Many of us think of artificial intelligence (AI) as computers mimicking humans in thinking and behavior. Thankfully, the reality is still very different and AI is more of an evolving tool that can tackle narrow tasks that humans are otherwise not good enough at. One of those tasks is looking at complex images of tissue biopsy samples to find tell-tale signs of the existence of cancers. Pathologists take years to receive enough training to differentiate and identify histologic tissue types, but even those with decades of experience are often stumped when figuring out specific cases.

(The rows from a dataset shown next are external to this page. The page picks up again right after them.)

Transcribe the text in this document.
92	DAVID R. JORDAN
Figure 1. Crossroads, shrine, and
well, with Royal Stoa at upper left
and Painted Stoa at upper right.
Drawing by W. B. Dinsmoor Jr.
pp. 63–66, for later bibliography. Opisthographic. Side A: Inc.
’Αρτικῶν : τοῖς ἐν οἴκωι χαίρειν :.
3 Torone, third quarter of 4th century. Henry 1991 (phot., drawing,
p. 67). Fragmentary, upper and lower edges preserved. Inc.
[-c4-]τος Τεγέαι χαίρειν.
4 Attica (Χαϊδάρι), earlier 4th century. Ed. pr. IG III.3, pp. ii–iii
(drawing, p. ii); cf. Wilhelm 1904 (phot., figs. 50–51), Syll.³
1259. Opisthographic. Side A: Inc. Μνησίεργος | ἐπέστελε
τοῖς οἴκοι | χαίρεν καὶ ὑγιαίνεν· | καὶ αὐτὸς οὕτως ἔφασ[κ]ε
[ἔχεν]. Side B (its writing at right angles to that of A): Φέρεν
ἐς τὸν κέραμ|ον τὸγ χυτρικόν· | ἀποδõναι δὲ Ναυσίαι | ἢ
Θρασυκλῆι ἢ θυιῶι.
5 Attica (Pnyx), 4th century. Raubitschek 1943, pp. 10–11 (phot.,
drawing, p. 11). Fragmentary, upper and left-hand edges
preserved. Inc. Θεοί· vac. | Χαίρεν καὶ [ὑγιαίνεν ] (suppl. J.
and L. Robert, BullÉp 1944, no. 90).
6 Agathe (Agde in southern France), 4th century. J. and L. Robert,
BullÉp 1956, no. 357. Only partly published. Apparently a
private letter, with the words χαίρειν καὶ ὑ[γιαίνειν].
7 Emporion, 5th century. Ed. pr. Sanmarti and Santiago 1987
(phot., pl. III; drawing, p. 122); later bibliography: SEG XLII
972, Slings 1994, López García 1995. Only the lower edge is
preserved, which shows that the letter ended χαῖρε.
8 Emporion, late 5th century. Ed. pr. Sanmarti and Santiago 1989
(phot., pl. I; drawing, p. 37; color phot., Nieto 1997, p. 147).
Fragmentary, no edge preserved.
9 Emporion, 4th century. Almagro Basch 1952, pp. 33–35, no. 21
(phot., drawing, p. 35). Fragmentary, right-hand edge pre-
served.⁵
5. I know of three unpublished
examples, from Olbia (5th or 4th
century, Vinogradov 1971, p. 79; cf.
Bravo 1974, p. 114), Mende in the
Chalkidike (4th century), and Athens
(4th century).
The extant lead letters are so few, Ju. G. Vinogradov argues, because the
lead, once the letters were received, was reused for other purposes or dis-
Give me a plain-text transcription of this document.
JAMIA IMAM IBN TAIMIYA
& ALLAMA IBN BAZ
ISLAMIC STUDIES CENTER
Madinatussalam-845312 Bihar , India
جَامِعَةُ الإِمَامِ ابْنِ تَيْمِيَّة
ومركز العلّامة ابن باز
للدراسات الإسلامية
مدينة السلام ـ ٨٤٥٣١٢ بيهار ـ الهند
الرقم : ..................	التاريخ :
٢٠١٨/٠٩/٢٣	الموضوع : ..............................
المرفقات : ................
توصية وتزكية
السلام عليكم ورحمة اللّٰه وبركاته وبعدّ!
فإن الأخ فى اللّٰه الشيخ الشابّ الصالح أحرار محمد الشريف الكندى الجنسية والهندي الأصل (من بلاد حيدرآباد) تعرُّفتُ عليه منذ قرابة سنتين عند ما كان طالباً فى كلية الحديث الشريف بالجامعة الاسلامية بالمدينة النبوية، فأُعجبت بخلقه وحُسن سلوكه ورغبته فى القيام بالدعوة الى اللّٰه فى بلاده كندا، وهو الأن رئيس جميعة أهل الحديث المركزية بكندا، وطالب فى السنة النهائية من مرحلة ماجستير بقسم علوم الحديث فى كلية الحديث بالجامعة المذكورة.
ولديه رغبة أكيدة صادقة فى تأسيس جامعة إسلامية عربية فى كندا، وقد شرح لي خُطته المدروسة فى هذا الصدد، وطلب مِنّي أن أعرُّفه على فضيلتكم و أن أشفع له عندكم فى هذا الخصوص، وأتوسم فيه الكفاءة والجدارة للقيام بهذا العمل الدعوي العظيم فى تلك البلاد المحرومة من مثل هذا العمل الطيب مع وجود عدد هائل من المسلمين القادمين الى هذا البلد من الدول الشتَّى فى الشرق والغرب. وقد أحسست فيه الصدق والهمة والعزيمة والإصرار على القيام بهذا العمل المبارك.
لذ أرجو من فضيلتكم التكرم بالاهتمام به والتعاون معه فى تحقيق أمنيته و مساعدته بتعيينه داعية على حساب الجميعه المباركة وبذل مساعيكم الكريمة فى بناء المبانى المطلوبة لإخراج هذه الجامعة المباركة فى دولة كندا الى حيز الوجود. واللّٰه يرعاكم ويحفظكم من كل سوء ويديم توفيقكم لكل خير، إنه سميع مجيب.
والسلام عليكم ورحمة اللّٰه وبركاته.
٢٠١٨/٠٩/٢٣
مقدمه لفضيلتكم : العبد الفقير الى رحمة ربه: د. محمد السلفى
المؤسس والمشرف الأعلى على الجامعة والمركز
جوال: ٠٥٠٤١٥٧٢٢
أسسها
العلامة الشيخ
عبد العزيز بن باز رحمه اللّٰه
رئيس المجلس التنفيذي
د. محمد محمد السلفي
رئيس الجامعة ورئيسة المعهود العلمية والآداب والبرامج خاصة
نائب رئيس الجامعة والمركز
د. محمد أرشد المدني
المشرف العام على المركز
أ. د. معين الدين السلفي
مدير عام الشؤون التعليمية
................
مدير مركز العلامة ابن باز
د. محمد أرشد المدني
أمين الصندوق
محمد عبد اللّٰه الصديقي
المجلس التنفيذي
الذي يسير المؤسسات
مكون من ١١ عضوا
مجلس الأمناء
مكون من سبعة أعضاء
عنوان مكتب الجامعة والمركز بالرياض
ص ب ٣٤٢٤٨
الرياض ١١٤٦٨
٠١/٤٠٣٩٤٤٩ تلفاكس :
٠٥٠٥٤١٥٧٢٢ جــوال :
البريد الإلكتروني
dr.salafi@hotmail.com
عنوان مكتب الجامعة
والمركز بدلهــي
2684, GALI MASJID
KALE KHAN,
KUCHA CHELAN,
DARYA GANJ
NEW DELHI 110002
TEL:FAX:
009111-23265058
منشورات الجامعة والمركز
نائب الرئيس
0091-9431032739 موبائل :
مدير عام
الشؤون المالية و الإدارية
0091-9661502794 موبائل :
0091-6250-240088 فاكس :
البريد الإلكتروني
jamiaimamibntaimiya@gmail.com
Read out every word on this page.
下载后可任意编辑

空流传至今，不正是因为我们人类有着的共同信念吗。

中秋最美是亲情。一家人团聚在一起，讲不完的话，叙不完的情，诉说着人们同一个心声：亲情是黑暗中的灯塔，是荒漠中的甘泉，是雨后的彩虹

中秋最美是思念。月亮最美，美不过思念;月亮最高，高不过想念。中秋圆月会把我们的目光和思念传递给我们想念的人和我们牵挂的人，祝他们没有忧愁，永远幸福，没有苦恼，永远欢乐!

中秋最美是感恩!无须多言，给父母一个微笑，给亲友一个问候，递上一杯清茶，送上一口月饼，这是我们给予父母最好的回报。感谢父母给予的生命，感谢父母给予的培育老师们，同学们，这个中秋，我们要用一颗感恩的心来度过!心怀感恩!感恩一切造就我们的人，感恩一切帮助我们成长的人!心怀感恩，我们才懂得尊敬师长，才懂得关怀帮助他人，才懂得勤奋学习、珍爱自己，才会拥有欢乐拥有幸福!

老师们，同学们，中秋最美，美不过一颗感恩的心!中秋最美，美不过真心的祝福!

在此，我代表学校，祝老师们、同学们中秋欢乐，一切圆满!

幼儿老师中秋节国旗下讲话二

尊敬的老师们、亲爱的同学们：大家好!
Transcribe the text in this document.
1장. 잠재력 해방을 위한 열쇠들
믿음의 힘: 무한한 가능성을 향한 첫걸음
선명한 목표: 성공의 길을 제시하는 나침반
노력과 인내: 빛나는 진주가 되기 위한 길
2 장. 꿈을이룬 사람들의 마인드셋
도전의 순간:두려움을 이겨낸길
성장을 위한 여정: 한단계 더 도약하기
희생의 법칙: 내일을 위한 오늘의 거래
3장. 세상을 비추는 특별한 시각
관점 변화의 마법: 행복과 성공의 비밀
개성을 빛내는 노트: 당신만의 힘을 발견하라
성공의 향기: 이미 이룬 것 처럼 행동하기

Now a collaboration of researchers, headed by a team from NYU School of Medicine, have developed an artificial intelligence program that can look at tissue slices of lung tumors and identify their types, including whether a given tumor is expressing specific genes that lead to irregular cellular growth. The researchers were able to fine tune their system so well that it is able to accurately tell adenocarcinoma from squamous cell carcinoma 97% of the time, something that trained human pathologists are still struggling with.
The research team’s platform was Google’s Inception v3, a deep convolutional neural network that was trained to analyze images from the Cancer Genome Atlas, a repository of images of individual cases that have received confirmed diagnoses. The new AI program was able to check its accuracy using known correct answers from the Atlas, allowing it to really optimize its diagnostic prowess.
“In our study, we were excited to improve on pathologist-level accuracies, and to show that AI can discover previously unknown patterns in the visible features of cancer cells and the tissues around them,” said Narges Razavian, PhD, one of the authors of the paper appearing in Nature Medicine. “The synergy between data and computational power is creating unprecedented opportunities to improve both the practice and the science of medicine.”
While the system is able to differentiate the two types of lung cancers, its ability to detect and identify specific gene mutations just from the microscope images of tissue samples of lung cancers is still limited. The researchers are now working on improving the system and training it so it can have an accuracy of at least 90%.
Image: AI tool analyzes a slice of cancerous tissue to create a map that tells apart two lung cancer types, with squamous cell carcinoma in red, lung squamous cell carcinoma in blue, and normal lung tissue in gray.